FHA insured loans feature down payments as low as 3.5%. Borrowers considering the purchase of a home with an FHA or conventional mortgage should anticipate this expense as they make a budget that includes the new home purchase. There are a variety of costs associated with a home loan including the down payment, closing costs, appraisal fees and other expenses.
The down payment can be daunting for some borrowers–having enough time to save up for the expenses of a new home purchase is one reason most real estate experts and financial planners recommend borrowers spend at least a year preparing for a home loan. But even for those who take the time to plan and save, the down payment requirement may be more than they can afford.
Is there any hope for those on strict budgets who can afford the monthly mortgage but struggle to come up with a down payment on an FHA insured home loan?
According to the FHA, down payment money can be supplied by a relative in the form of gift funds–this money is required to be deposited and proof of deposit must be shown. But gift money isn’t the only option for borrowers who need help making a down payment. The FHA also permits the applicant to use borrowed money for the down payment, subject to FHA guidelines.
According to the FHA, “Funds can be borrowed for the total required investment as long as satisfactory evidence is provided that the funds are fully secured by investment accounts or real property. Such assets may include stocks, bonds, real estate (other than the property being purchased), etc.”

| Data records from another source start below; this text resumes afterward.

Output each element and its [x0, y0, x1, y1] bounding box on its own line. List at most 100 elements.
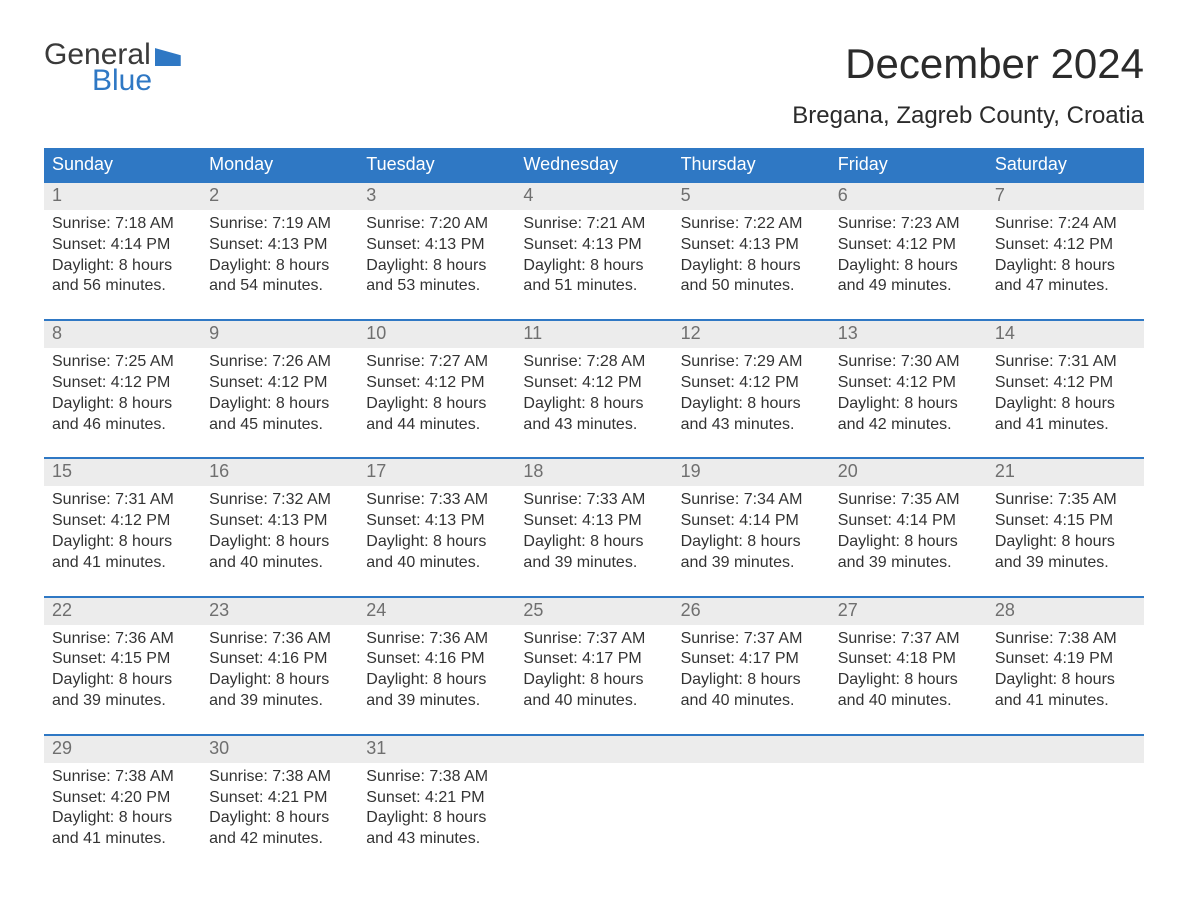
day-number	[673, 736, 830, 763]
day-cell: Sunrise: 7:28 AMSunset: 4:12 PMDaylight:…	[515, 348, 672, 443]
sunrise-text: Sunrise: 7:21 AM	[523, 214, 664, 235]
sunrise-text: Sunrise: 7:23 AM	[838, 214, 979, 235]
week-body-row: Sunrise: 7:25 AMSunset: 4:12 PMDaylight:…	[44, 348, 1144, 443]
day-number: 13	[830, 321, 987, 348]
day-cell: Sunrise: 7:18 AMSunset: 4:14 PMDaylight:…	[44, 210, 201, 305]
sunrise-text: Sunrise: 7:24 AM	[995, 214, 1136, 235]
sunrise-text: Sunrise: 7:35 AM	[995, 490, 1136, 511]
day-number	[987, 736, 1144, 763]
sunrise-text: Sunrise: 7:28 AM	[523, 352, 664, 373]
daylight-text-2: and 39 minutes.	[838, 553, 979, 574]
dow-wednesday: Wednesday	[515, 148, 672, 183]
daylight-text-2: and 40 minutes.	[523, 691, 664, 712]
sunset-text: Sunset: 4:13 PM	[523, 235, 664, 256]
day-number: 29	[44, 736, 201, 763]
sunset-text: Sunset: 4:13 PM	[209, 511, 350, 532]
sunset-text: Sunset: 4:12 PM	[838, 235, 979, 256]
day-number: 30	[201, 736, 358, 763]
sunset-text: Sunset: 4:12 PM	[209, 373, 350, 394]
daylight-text-2: and 41 minutes.	[52, 553, 193, 574]
sunrise-text: Sunrise: 7:38 AM	[52, 767, 193, 788]
sunset-text: Sunset: 4:13 PM	[681, 235, 822, 256]
daylight-text-2: and 39 minutes.	[52, 691, 193, 712]
dow-header-row: Sunday Monday Tuesday Wednesday Thursday…	[44, 148, 1144, 183]
day-cell: Sunrise: 7:23 AMSunset: 4:12 PMDaylight:…	[830, 210, 987, 305]
sunrise-text: Sunrise: 7:25 AM	[52, 352, 193, 373]
daylight-text-2: and 51 minutes.	[523, 276, 664, 297]
sunset-text: Sunset: 4:12 PM	[52, 511, 193, 532]
sunset-text: Sunset: 4:15 PM	[995, 511, 1136, 532]
daylight-text-2: and 42 minutes.	[209, 829, 350, 850]
sunset-text: Sunset: 4:12 PM	[52, 373, 193, 394]
sunset-text: Sunset: 4:13 PM	[366, 511, 507, 532]
day-cell: Sunrise: 7:29 AMSunset: 4:12 PMDaylight:…	[673, 348, 830, 443]
day-cell: Sunrise: 7:38 AMSunset: 4:21 PMDaylight:…	[201, 763, 358, 858]
day-cell: Sunrise: 7:22 AMSunset: 4:13 PMDaylight:…	[673, 210, 830, 305]
sunrise-text: Sunrise: 7:27 AM	[366, 352, 507, 373]
daylight-text-2: and 41 minutes.	[995, 691, 1136, 712]
day-number: 10	[358, 321, 515, 348]
sunrise-text: Sunrise: 7:38 AM	[995, 629, 1136, 650]
week: 891011121314Sunrise: 7:25 AMSunset: 4:12…	[44, 319, 1144, 443]
daylight-text-1: Daylight: 8 hours	[366, 670, 507, 691]
sunset-text: Sunset: 4:21 PM	[366, 788, 507, 809]
day-number: 5	[673, 183, 830, 210]
day-number: 9	[201, 321, 358, 348]
daylight-text-1: Daylight: 8 hours	[52, 808, 193, 829]
week-body-row: Sunrise: 7:36 AMSunset: 4:15 PMDaylight:…	[44, 625, 1144, 720]
daylight-text-1: Daylight: 8 hours	[995, 670, 1136, 691]
daylight-text-1: Daylight: 8 hours	[209, 394, 350, 415]
dow-friday: Friday	[830, 148, 987, 183]
daylight-text-2: and 50 minutes.	[681, 276, 822, 297]
daynum-row: 1234567	[44, 183, 1144, 210]
daylight-text-1: Daylight: 8 hours	[52, 256, 193, 277]
day-cell: Sunrise: 7:33 AMSunset: 4:13 PMDaylight:…	[515, 486, 672, 581]
daylight-text-1: Daylight: 8 hours	[838, 256, 979, 277]
sunset-text: Sunset: 4:16 PM	[209, 649, 350, 670]
day-number: 17	[358, 459, 515, 486]
daynum-row: 15161718192021	[44, 459, 1144, 486]
calendar: Sunday Monday Tuesday Wednesday Thursday…	[44, 148, 1144, 858]
day-cell: Sunrise: 7:36 AMSunset: 4:16 PMDaylight:…	[358, 625, 515, 720]
daylight-text-2: and 40 minutes.	[838, 691, 979, 712]
logo: General Blue	[44, 40, 181, 96]
sunrise-text: Sunrise: 7:35 AM	[838, 490, 979, 511]
logo-text-bottom: Blue	[44, 66, 181, 96]
daylight-text-1: Daylight: 8 hours	[838, 394, 979, 415]
sunrise-text: Sunrise: 7:32 AM	[209, 490, 350, 511]
page: General Blue December 2024 Bregana, Zagr…	[0, 0, 1188, 898]
day-number: 12	[673, 321, 830, 348]
sunset-text: Sunset: 4:14 PM	[681, 511, 822, 532]
day-cell: Sunrise: 7:32 AMSunset: 4:13 PMDaylight:…	[201, 486, 358, 581]
daynum-row: 293031	[44, 736, 1144, 763]
daylight-text-1: Daylight: 8 hours	[681, 532, 822, 553]
day-number: 25	[515, 598, 672, 625]
daylight-text-1: Daylight: 8 hours	[681, 256, 822, 277]
sunrise-text: Sunrise: 7:31 AM	[52, 490, 193, 511]
location-subtitle: Bregana, Zagreb County, Croatia	[44, 102, 1144, 130]
day-cell: Sunrise: 7:36 AMSunset: 4:16 PMDaylight:…	[201, 625, 358, 720]
daylight-text-1: Daylight: 8 hours	[209, 256, 350, 277]
day-number: 18	[515, 459, 672, 486]
day-number: 7	[987, 183, 1144, 210]
sunset-text: Sunset: 4:19 PM	[995, 649, 1136, 670]
daylight-text-1: Daylight: 8 hours	[209, 532, 350, 553]
day-number: 6	[830, 183, 987, 210]
dow-monday: Monday	[201, 148, 358, 183]
daylight-text-2: and 40 minutes.	[209, 553, 350, 574]
day-number: 4	[515, 183, 672, 210]
daylight-text-1: Daylight: 8 hours	[366, 808, 507, 829]
day-cell	[515, 763, 672, 858]
day-number: 16	[201, 459, 358, 486]
week: 15161718192021Sunrise: 7:31 AMSunset: 4:…	[44, 457, 1144, 581]
day-number: 21	[987, 459, 1144, 486]
sunrise-text: Sunrise: 7:31 AM	[995, 352, 1136, 373]
day-number: 27	[830, 598, 987, 625]
day-number: 23	[201, 598, 358, 625]
daylight-text-1: Daylight: 8 hours	[995, 394, 1136, 415]
daylight-text-1: Daylight: 8 hours	[366, 532, 507, 553]
daylight-text-1: Daylight: 8 hours	[838, 670, 979, 691]
daylight-text-1: Daylight: 8 hours	[523, 256, 664, 277]
day-cell: Sunrise: 7:31 AMSunset: 4:12 PMDaylight:…	[44, 486, 201, 581]
day-cell: Sunrise: 7:19 AMSunset: 4:13 PMDaylight:…	[201, 210, 358, 305]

The FHA also permits some kinds of signature loan money to be used as the down payment on a mortgage. The rules say “certain types of loans secured against deposited funds, such as signature loans, the cash value of life insurance policies, loans secured by 401(k)s, etc., in which repayment may be obtained through extinguishing the asset; do not require consideration of a repayment for qualifying purposes.”
In these cases, the assets securing the down payment loan amount “may not be included as assets to close or otherwise considered as available to the borrower.” FHA rules say down payment loan money cannot come from unsecured loans or credit card cash advances.
The origin of the loan money is also restricted by “interest”. If the borrower takes out a loan for an FHA loan down payment, that loan must come from a third party unconnected to the sale of the home. Anyone with a financial stake in the outcome of the sale of the property is forbidden from issuing a loan for down payment purposes–including the seller, the broker, or the lender issuing the FHA mortgage.